After a complicated history of overt and violent racism, the state of Mississippi will attempt to acknowledge its past through the opening of its first ever civil rights museum. This historic moment for the state will happen on Saturday (Dec. 9), when The Mississippi Civil Rights Museum opens. Yet, while this should be viewed as a monumental event for Mississippi and its residents, the occasion has been met with some tainted opinions.
Most of the backlash is centered around the president’s scheduled appearance at the grand opening. This was met with a roar of disapproval, leading to black leaders such as congressman Bennie G. Thompson and John Lewis refusing to show up. While most of the attention is centered around of Trump and the opening, there still has been a lot of interest in the artifact that will be on display. Among the memorabilia featured are a burned cross, the gun used to kill civil rights leader Medgar Evers, and the doors of Bryant Grocery store that Emmett Till touched before he was lynched.
The question of why these symbols of terror are on display has frequently been asked, to which Mississippi native and chair of African-American studies at Princeton, Eddie Glaude, Jr., has an answer.
“MS was ground zero,” Glaude explained to the Associated Press. “America can’t really turn the corner in regards to its racist and violent past and present until the South, and particularly MS, confronts it — and confronts it unflinchingly.”

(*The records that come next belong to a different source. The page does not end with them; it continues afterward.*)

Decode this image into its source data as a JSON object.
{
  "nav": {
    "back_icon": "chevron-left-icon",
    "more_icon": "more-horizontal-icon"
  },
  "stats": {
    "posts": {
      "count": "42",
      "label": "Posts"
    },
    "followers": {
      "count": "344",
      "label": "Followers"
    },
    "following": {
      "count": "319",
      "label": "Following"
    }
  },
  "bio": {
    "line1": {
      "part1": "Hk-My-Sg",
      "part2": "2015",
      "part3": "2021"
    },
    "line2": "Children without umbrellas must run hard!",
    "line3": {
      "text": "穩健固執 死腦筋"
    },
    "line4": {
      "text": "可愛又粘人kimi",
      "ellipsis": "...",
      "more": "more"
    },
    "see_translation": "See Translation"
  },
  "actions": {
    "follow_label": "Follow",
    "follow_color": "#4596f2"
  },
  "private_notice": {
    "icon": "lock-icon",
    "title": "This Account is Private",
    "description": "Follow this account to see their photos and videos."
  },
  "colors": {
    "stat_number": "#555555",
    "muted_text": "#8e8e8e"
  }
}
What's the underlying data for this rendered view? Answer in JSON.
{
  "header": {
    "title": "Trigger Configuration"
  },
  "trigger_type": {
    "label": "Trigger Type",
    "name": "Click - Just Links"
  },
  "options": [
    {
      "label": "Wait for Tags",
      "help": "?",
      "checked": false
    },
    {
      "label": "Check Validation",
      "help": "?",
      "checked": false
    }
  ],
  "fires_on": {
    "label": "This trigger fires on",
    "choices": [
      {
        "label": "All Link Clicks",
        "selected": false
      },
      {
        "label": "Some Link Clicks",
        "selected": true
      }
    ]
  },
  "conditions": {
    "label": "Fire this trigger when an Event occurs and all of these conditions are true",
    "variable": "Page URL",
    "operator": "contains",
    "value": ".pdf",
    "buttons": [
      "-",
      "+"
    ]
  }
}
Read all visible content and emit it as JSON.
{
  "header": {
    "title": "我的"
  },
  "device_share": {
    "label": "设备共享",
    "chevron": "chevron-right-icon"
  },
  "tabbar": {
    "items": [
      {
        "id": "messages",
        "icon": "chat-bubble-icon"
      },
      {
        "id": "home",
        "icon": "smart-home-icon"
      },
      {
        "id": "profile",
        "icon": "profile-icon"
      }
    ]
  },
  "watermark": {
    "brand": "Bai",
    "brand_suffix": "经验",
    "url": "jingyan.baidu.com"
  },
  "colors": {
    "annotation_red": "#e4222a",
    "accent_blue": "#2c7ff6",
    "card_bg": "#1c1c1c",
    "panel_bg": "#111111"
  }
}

It appears that Mississippi is doing just that. By placing significant, but harsh evidence of its racist past in the museum — like the cross that was burned in the yard of a white, Mississippi merchant who refused to fire a black employee — the Southern state is giving visitors a complete history. It’s something the director of the state of the department of archives, Katie Blount, stated as the goal of the museum.